Apart from the fact that they don’t look great, Goslett says many people don’t want to live near mobile phone masts because they are concerned about the possible negative health implications. As a result, he says the marketability of homes around mobile phone masts can suffer when it’s time to resell.
Basically, Goslett says anything that could be seen by buyers as an annoyance or eyesore will harmfully impact their opinion of a property. Examples of these things could be a noisy highway or airport in the vicinity.
2. Condition of neighbourhood
Goslett says there are also a considerable number of buyers who take into account the condition of the neighbourhood in which the property is located. An area with subpar service delivery that is rundown and poorly maintained will push buyers away, even if the property itself is well looked after.

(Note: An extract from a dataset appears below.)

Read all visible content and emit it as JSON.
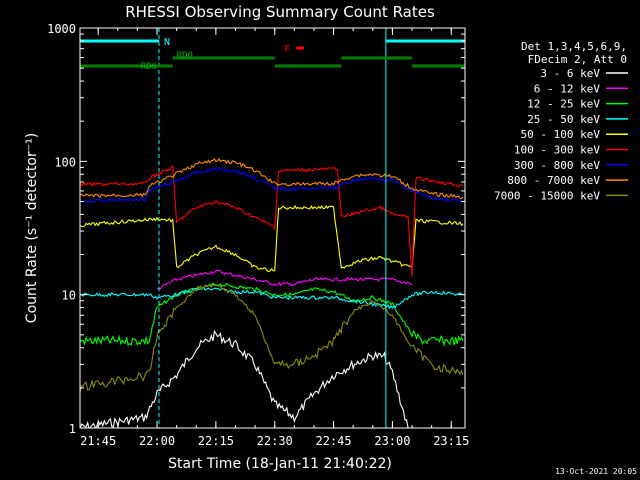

If the neighbourhood has deteriorated over time, the home’s value and marketability will also decrease.
Goslett says regardless of the external factors that could impact the home’s marketability, it is still vital for homeowners to ensure that their particular home has curb appeal and stands out from the competition.
If a buyer has the choice between two homes in the same area that both offer the same or similar features, they are more likely to buy the one that is well-maintained and aesthetically appealing.
If the home’s curb appeal becomes the determining factor – a fresh coat of paint and a mowed, weeded and decluttered lawn could make all the difference, he says.
3. Parking availability
According to Goslett, another factor that many buyers are considering is the availability of parking. Garages and off-street parking are particularly popular among buyers.
In heavily populated metros such as the Cape Town CBD, off-street parking – or lack thereof – can seriously influence the property’s perceived value with buyers. While most properties will have some kind of allocated parking space for residents, some buyers also want additional parking for visitors.
4. Unorthodox home renovations
Although most renovations will increase the marketability of a home, certain unorthodox renovations will negatively impact a property’s value.
Renovations that are specific to the current owner’s tastes or interests, such as a gym or greenhouse, may not appeal to buyers viewing the home.
Unfinished renovations or poor workmanship can also devalue the property. There is no reasonable explanation for below-standard DIY renovations that could be expensive to rectify.
It is also important that if any major renovations have been undertaken, all documentation and permission has been granted by the necessary governing bodies.
If possible, Goslett says homeowners should try at all costs to avoid the pitfalls that could devalue their property. Likewise, he says buyers should do the necessary research to avoid buying a property that could become a financial burden in the future.
Knowledge is an essential key for buyers looking to invest in a property that will appreciate in value over the long term, he says.